Lors de la visite d’un parc namibien, le maître des lieux me montra des photos des morsures d’une araignée spécialement venimeuse qui vivait dans les environs, une plaie purulente et visiblement douloureuse, aussitôt susceptible de gâcher la mort d’un des salopards qui nourrissent mes intrigues. La question du pardon et de la vengeance traverse tout le livre : cette araignée allait la symboliser…
Je n’intellectualise pas beaucoup ce que je fais ou vis. En voyage, je prévois un minimum de choses — des contacts à rencontrer, des lieux qui fixeront les étapes du périple — et attends de voir ce qui arrive. Nous sommes ce qui arrive. Au fond c’est de cela qu’il s’agit. Le « personnage » de l’araignée n’aurait jamais vu le jour si le gardien du parc ne m’avait pas parlé de celles qui peuplent le désert. On peut ficeler une intrigue, apprendre dans des livres ou en suivant des cours spécialisés comment tirer un récit au cordeau, mais il est susceptible d’exploser à la vue d’une simple araignée…
C’est elle qui m’a donné l’ultime ressort de Zulu.
De même, nous faisions le plein dans une station-service perdue au milieu du désert quand une jeune femme namibienne vêtue de lambeaux qui mendiait devant les pompes se présenta à nous, son bébé rachitique, comme mort, dans les bras ; j’imaginai Epkeen croisant cette mère dans la même station-service, femme khoïkhoï devenue folle après que des babouins avaient volé son bébé — la pauvre bercerait une poupée de chiffons à la place de son enfant, demandant à Epkeen s’il avait vu son petit, quelque part… Non, il ne fait pas toujours bon être dans ma tête.
Ni dans celle de la Bête.
La dagga sud-africaine fumée depuis des lustres, mon ami borgne se tenait encore malgré le manque qui le taraudait. Je l’observais avec amusement.
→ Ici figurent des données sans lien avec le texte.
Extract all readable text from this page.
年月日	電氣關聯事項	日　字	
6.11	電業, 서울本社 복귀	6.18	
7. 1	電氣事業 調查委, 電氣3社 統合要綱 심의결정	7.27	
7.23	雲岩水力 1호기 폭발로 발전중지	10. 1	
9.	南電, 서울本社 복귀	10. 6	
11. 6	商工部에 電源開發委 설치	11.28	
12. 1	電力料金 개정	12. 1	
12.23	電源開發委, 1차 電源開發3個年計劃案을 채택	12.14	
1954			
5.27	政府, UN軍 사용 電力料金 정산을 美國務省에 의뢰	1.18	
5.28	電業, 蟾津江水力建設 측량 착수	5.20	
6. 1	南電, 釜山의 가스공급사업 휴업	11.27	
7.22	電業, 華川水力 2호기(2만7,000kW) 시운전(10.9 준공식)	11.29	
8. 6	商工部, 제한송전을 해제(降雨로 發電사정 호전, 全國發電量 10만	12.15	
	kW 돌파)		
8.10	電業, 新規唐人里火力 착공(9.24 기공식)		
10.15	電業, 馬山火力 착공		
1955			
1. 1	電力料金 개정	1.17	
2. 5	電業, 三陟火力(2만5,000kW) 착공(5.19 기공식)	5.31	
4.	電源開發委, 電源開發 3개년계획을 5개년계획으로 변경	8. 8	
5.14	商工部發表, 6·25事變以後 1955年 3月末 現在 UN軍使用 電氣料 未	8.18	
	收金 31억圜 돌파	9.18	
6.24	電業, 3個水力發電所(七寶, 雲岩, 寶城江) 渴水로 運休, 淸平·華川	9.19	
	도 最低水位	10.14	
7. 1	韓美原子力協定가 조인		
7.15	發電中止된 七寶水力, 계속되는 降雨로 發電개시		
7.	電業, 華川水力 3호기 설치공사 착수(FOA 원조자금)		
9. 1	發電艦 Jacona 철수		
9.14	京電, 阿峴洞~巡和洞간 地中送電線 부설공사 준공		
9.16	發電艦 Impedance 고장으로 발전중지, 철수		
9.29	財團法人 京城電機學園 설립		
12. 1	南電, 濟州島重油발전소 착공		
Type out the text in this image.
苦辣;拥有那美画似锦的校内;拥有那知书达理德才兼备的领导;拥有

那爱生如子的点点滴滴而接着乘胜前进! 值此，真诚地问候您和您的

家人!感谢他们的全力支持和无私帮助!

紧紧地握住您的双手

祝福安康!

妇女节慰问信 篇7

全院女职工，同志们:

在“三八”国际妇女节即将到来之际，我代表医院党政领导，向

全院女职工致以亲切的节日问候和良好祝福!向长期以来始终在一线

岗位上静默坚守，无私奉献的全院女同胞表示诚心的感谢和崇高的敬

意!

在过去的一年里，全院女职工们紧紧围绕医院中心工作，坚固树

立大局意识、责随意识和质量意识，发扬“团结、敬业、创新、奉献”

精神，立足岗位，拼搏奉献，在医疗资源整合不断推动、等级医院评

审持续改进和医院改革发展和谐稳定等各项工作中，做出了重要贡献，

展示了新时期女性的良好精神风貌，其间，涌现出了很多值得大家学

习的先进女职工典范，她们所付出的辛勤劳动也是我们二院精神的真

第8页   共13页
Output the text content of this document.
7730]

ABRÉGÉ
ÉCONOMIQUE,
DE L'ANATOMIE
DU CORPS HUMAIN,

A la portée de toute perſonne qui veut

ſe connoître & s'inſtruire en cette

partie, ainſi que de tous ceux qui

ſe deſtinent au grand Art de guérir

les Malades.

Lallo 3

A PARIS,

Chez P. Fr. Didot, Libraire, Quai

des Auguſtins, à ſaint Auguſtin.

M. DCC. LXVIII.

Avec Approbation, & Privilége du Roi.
Son comportement sur des terres aussi inhospitalières pouvait s’assimiler à de l’inconséquence (marchant en plein soleil à l’assaut de la plus haute dune du monde, ascension estimée à une heure quinze, en plus des deux kilomètres de piste pour l’atteindre, la Bête allait partir les mains dans les poches de son short, sans eau ni chapeau), voire à de l’inconscience (alors qu’il jetait des gros cailloux dans le gué que nous devions passer pour en estimer le fond, une bande de babouins rappliqua en montrant les crocs, et la Bête prit une branche pour les chasser, ces connards).
Nous achevions notre dernière bouteille de vin sur la terrasse de notre lodge, quand je proposai à la Bête de marcher un peu dans le noir et de s’allonger pour admirer la Voie lactée. Le borgne n’y voyant à moitié rien, je le laissai à son fond de pinard et marchai pieds nus sur le sable. Il était doux et tiède comme l’air de la nuit. Je m’allongeai cinquante mètres plus loin, au pied d’un arbre mort, sur le sol de ce désert qui me parlait tant. Un silence nu passa sur moi, bras écartés face au ciel étoilé, essaims vaporeux, têtes d’épingle ou machines filantes à travers l’infini nocturne. En osmose avec les éléments, je passais des minutes lumineuses, bleu pétrole saupoudré de poussières cosmiques, quand un battement puissant et répétitif fendit le silence : les ailes d’un grand hibou blanc.